In the Western world, the value of man is measured by his material wealth. People prostrate themselves to the rich. The beggar is chased away, spurned. In India, only interior value counts and sometimes the beggar is considered as a divine incarnation, even by the richest who comes and prostrates to his feet.

In Tiruvannamalai, in the south of India, there lives such a beggar. His name is YOGI RAMSURATKUMAR. He is a spiritual montain, a great sage. He does consider himself only as a poor beggar, but this man, who owns nothing, has everything : he has found himself. He is humility incarnate, and still he possesses an incredible culture. His conciousness is universal and still he is like a child. West will see in him only a destitute, yet he is a pearl on this earth. One could pass him by without seeing him, camera in hand to visit the temple where he lives close by; When one forgets oneself, one can also see him and it is not necessary to visit the temple anymore, for he his himself the temple and the Divinity who resides within. No more need for pictures for his presence will always be within you.

He his not one of those false gurus who goes West to get disciples. These gurus are nothing but tradespeople who profit from the credulity of inwardly "lost" westerners, in the same way some in France sell amulets to naive people. He, in no way does anything to be famous. No. Imagine a child, in all his simplicity, but a child who, in addition, knows everything and the depth of the heart of everyone and who gives everything he has or that is given to him. That is YOGI RAMSURATKUMAR.

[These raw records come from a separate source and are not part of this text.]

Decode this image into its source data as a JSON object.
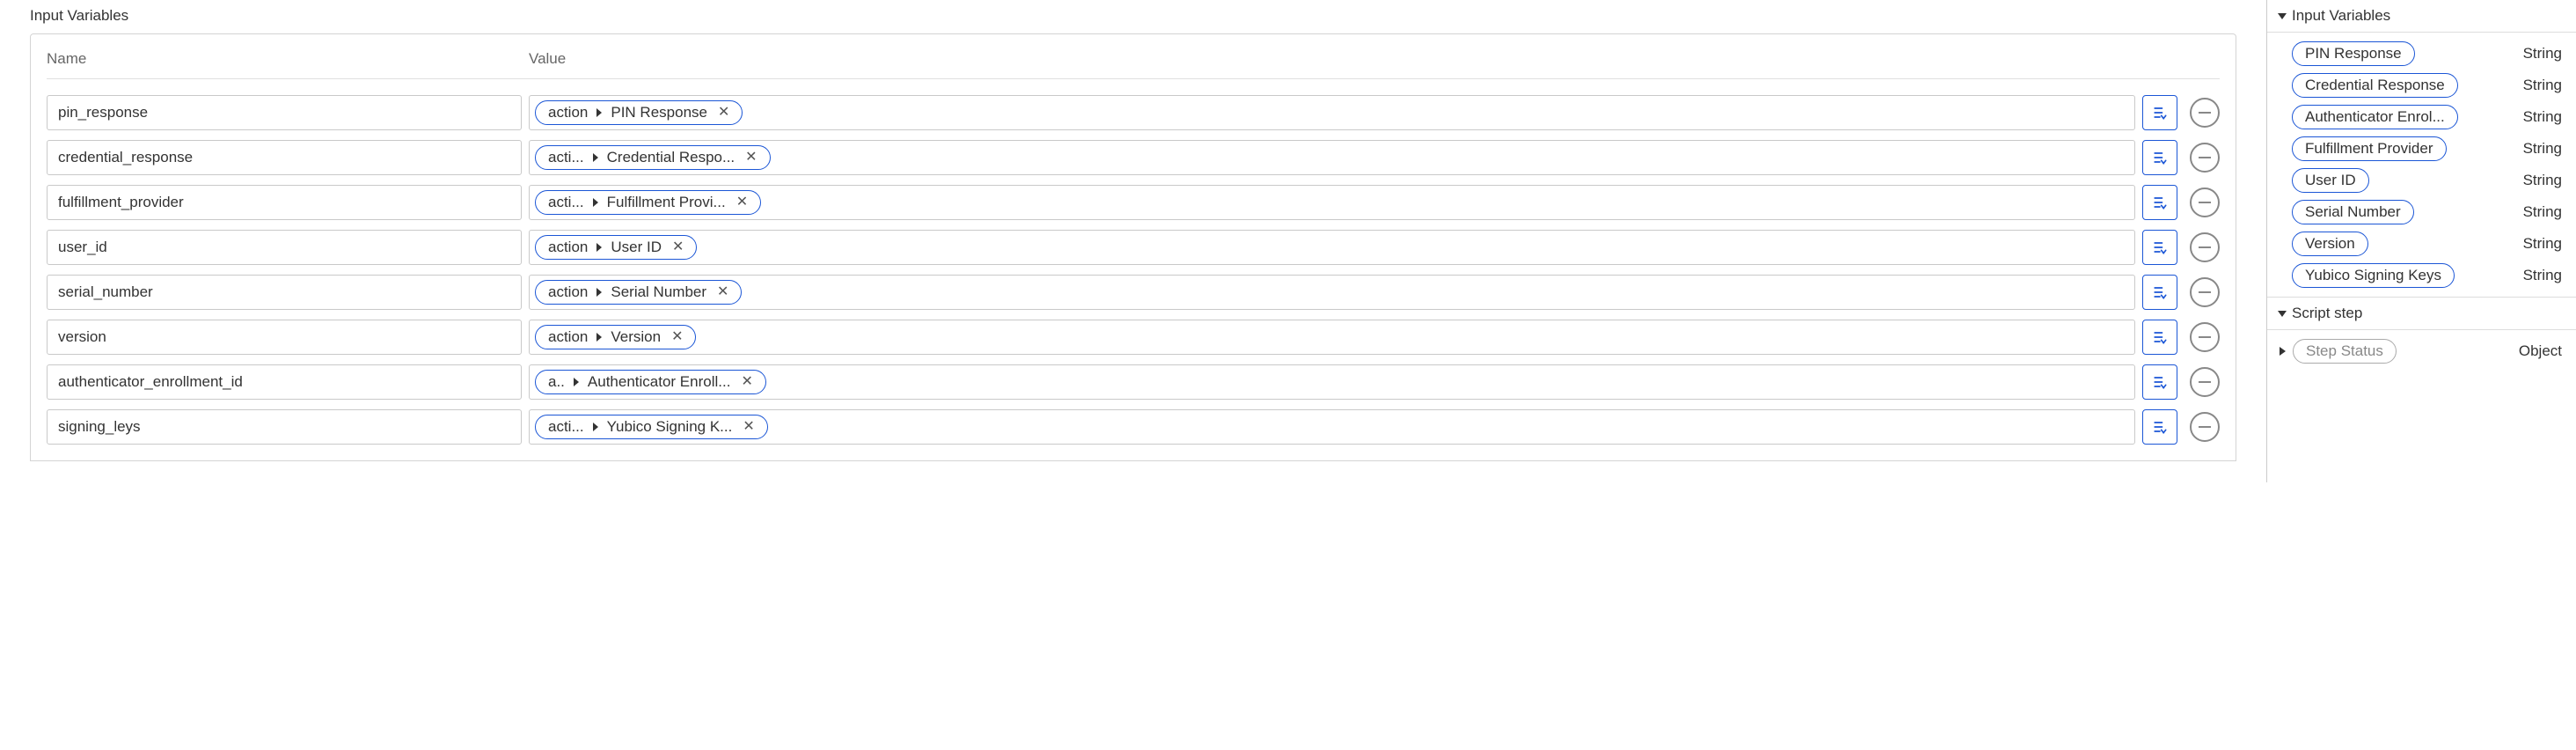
{
  "header": {
    "section_title": "Input Variables",
    "name_col": "Name",
    "value_col": "Value"
  },
  "rows": [
    {
      "name": "pin_response",
      "source": "action",
      "variable": "PIN Response"
    },
    {
      "name": "credential_response",
      "source": "acti...",
      "variable": "Credential Respo..."
    },
    {
      "name": "fulfillment_provider",
      "source": "acti...",
      "variable": "Fulfillment Provi..."
    },
    {
      "name": "user_id",
      "source": "action",
      "variable": "User ID"
    },
    {
      "name": "serial_number",
      "source": "action",
      "variable": "Serial Number"
    },
    {
      "name": "version",
      "source": "action",
      "variable": "Version"
    },
    {
      "name": "authenticator_enrollment_id",
      "source": "a..",
      "variable": "Authenticator Enroll..."
    },
    {
      "name": "signing_leys",
      "source": "acti...",
      "variable": "Yubico Signing K..."
    }
  ],
  "right_pane": {
    "section_input_vars": "Input Variables",
    "section_script_step": "Script step",
    "vars": [
      {
        "label": "PIN Response",
        "type": "String"
      },
      {
        "label": "Credential Response",
        "type": "String"
      },
      {
        "label": "Authenticator Enrol...",
        "type": "String"
      },
      {
        "label": "Fulfillment Provider",
        "type": "String"
      },
      {
        "label": "User ID",
        "type": "String"
      },
      {
        "label": "Serial Number",
        "type": "String"
      },
      {
        "label": "Version",
        "type": "String"
      },
      {
        "label": "Yubico Signing Keys",
        "type": "String"
      }
    ],
    "step_status": {
      "label": "Step Status",
      "type": "Object"
    }
  },
  "icons": {
    "picker_svg": "<svg viewBox='0 0 24 24' fill='none' stroke='#1b56d6' stroke-width='2' stroke-linecap='round'><path d='M5 6h10'/><path d='M5 12h10'/><path d='M5 18h7'/><path d='M20 16 l-3 4 l-3 -4'/></svg>"
  }
}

One may go to India with the goal to create a nice album full of photographs in coming back. One may also go to India to find oneself. The Indian destitute is quite a lot richer than us. He has so much to teach us ! But we, egoists of our material wealth, we do not even have one eye or one thought for him who can give us everything and the only thing it will be possible for us to take with us at the time of death : Ourselves.